6.  Timely notification

   Investigations into temperature excursions and their duration should be communicated as soon as possible to the responsible person or manufacturer as defined in the technical agreement.

7.  Damage evaluation

   In each case of a temperature excursion, a risk analysis should be conducted to assess the quality of the medicine.

   The specimen complaint sample and a control sample should be compared via the validated analytical method. Tests should aim to examine the loss of assay and the degradation of purity.

8.  Availability of stability data

   Against each excursion, the medicine’s stability data should be accessible to verify if there has been an impact on product quality.  Handlers will need to refer to data from the product’s stability study conducted under accelerated conditions, in line with ICH guidelines, as well as freeze-thaw tests.

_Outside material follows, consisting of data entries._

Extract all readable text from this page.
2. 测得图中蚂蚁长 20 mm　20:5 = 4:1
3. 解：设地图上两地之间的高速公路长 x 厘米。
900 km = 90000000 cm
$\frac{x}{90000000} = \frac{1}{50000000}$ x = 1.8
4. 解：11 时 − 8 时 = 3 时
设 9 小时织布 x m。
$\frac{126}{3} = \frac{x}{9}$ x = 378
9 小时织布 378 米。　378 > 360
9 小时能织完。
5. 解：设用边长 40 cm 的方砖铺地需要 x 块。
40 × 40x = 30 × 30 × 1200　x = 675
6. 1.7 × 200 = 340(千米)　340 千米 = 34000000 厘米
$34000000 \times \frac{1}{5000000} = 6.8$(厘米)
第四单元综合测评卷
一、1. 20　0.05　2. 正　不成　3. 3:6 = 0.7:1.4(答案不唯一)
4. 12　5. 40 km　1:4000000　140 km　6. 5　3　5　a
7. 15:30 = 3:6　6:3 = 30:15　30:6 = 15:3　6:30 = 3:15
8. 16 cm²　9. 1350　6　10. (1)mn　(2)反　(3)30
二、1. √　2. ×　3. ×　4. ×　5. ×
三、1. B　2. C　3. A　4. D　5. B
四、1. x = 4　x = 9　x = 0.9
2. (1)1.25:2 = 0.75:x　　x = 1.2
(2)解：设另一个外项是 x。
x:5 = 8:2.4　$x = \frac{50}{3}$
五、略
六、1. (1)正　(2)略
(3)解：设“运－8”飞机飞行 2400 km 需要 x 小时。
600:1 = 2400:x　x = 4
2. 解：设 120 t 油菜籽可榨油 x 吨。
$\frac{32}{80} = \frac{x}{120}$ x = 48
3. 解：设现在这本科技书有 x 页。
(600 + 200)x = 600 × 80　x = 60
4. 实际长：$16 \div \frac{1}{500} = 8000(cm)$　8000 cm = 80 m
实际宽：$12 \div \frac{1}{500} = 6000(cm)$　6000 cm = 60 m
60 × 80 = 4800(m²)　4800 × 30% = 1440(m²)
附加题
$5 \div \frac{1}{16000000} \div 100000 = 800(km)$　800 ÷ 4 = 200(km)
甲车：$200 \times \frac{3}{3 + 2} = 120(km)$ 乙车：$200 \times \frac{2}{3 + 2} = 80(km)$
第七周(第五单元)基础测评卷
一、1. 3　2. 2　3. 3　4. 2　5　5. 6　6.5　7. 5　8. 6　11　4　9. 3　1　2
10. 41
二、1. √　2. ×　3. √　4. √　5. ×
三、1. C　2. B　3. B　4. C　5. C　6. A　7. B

   Freeze-thaw studies calculate the impact had on medicine by storing it at extremely low and high temperatures (-20°C to +50°C) for up to 12 days. Various cycles will be used in accordance with the distribution lane at hand.

9.  Trend spotting

   Quality professionals should periodically review statistics relating to temperature excursions to look for trends. If a recurring trend appears then the related facilities should be requalified.

10.    Intervention
    
    

    If a trend is spotted intervention measures should be made regarding the infrastructure of a lane to prevent temperature excursions from occurring. This may require the modification of storage or transportation modes using a risk management program.